Certains s’accordent même à dire que l’orthographe est une décoration : celle-ci n’est apparue qu’au XIXe siècle et répondait surtout à des problèmes de l’ancien temps, comme celui du graphisme : la lettre h, par exemple, est venue compléter les mots huit et huis pour que ces derniers ne soient pas confondus avec les verbes vit et vis. En effet, beaucoup ne faisaient pas encore la différence graphique entre les lettres U et V.

Que les aînés se rassurent : les deux orthographes sont admises ! Malgré tout, plusieurs s’entêtent à vouloir sauver l’ancienne orthographe. D’autres s’inquiètent des problèmes de réédition, à cheval entre les vieux manuscrits et une orthographe en devenir, les têtes risquent de s’y mélanger !

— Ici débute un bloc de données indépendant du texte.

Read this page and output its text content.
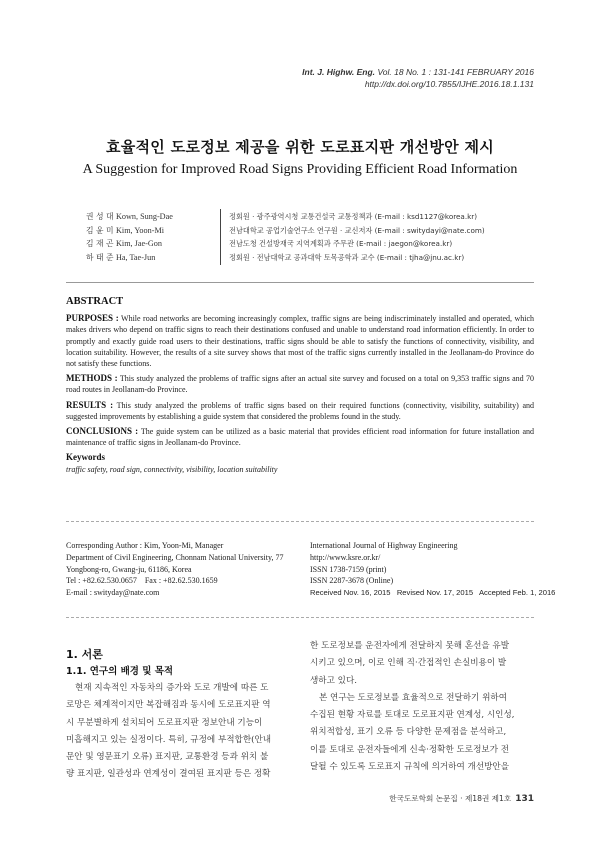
Int. J. Highw. Eng. Vol. 18 No. 1 : 131-141 FEBRUARY 2016
http://dx.doi.org/10.7855/IJHE.2016.18.1.131
효율적인 도로정보 제공을 위한 도로표지판 개선방안 제시
A Suggestion for Improved Road Signs Providing Efficient Road Information
권 성 대 Kown, Sung-Dae	정회원 · 광주광역시청 교통건설국 교통정책과 (E-mail : ksd1127@korea.kr)
김 윤 미 Kim, Yoon-Mi	전남대학교 공업기술연구소 연구원 · 교신저자 (E-mail : switydayi@nate.com)
김 재 곤 Kim, Jae-Gon	전남도청 건설방재국 지역계획과 주무관 (E-mail : jaegon@korea.kr)
하 태 준 Ha, Tae-Jun	정회원 · 전남대학교 공과대학 토목공학과 교수 (E-mail : tjha@jnu.ac.kr)
ABSTRACT

PURPOSES : While road networks are becoming increasingly complex, traffic signs are being indiscriminately installed and operated, which makes drivers who depend on traffic signs to reach their destinations confused and unable to understand road information efficiently. In order to promptly and exactly guide road users to their destinations, traffic signs should be able to satisfy the functions of connectivity, visibility, and location suitability. However, the results of a site survey shows that most of the traffic signs currently installed in the Jeollanam-do Province do not satisfy these functions.

METHODS : This study analyzed the problems of traffic signs after an actual site survey and focused on a total on 9,353 traffic signs and 70 road routes in Jeollanam-do Province.

RESULTS : This study analyzed the problems of traffic signs based on their required functions (connectivity, visibility, suitability) and suggested improvements by establishing a guide system that considered the problems found in the study.

CONCLUSIONS : The guide system can be utilized as a basic material that provides efficient road information for future installation and maintenance of traffic signs in Jeollanam-do Province.

Keywords
traffic safety, road sign, connectivity, visibility, location suitability
Corresponding Author : Kim, Yoon-Mi, Manager
Department of Civil Engineering, Chonnam National University, 77
Yongbong-ro, Gwang-ju, 61186, Korea
Tel : +82.62.530.0657    Fax : +82.62.530.1659
E-mail : swityday@nate.com
International Journal of Highway Engineering
http://www.ksre.or.kr/
ISSN 1738-7159 (print)
ISSN 2287-3678 (Online)
Received Nov. 16, 2015   Revised Nov. 17, 2015   Accepted Feb. 1, 2016
1. 서론
1.1. 연구의 배경 및 목적
현재 지속적인 자동차의 증가와 도로 개발에 따른 도
로망은 체계적이지만 복잡해짐과 동시에 도로표지판 역
시 무분별하게 설치되어 도로표지판 정보안내 기능이
미흡해지고 있는 실정이다. 특히, 규정에 부적합한(안내
문안 및 영문표기 오류) 표지판, 교통환경 등과 위치 불
량 표지판, 일관성과 연계성이 결여된 표지판 등은 정확
한 도로정보를 운전자에게 전달하지 못해 혼선을 유발
시키고 있으며, 이로 인해 직·간접적인 손실비용이 발
생하고 있다.
본 연구는 도로정보를 효율적으로 전달하기 위하여
수집된 현황 자료를 토대로 도로표지판 연계성, 시인성,
위치적합성, 표기 오류 등 다양한 문제점을 분석하고,
이를 토대로 운전자들에게 신속·정확한 도로정보가 전
달될 수 있도록 도로표지 규칙에 의거하여 개선방안을
한국도로학회 논문집 · 제18권 제1호 131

Comment s’est débrouillée la génération de 1935, alors ? Elle s’est adaptée. La transition s’est manifestée doucement, sans brusquerie. Et les ajustements se sont fait naturellement, au point que les élèves n’ont jamais été choqués de voir, dans leurs livres, se chevaucher deux orthographes très semblables l’une à l’autre (clef et clé, par exemple).

Difficile, n’est-ce pas, de se défaire d’une habitude ? Le problème est bien là. On crée la polémique, on s’émeut de voir le français modifié, tout ça pour un i (abîme) qui perd son chapeau. Au final, c’est un peu comme tout le reste : une langue doit composer avec son temps et se ranger aux normes sociales ; combien d’entre nous, par exemple, prononcent évènement et non événement? Ici, la réforme troque les accents pour respecter la prononciation usuelle (comme l’ancien collège qui s’écrivait collége).

Et là est, précisément, tout l’intérêt du progrès.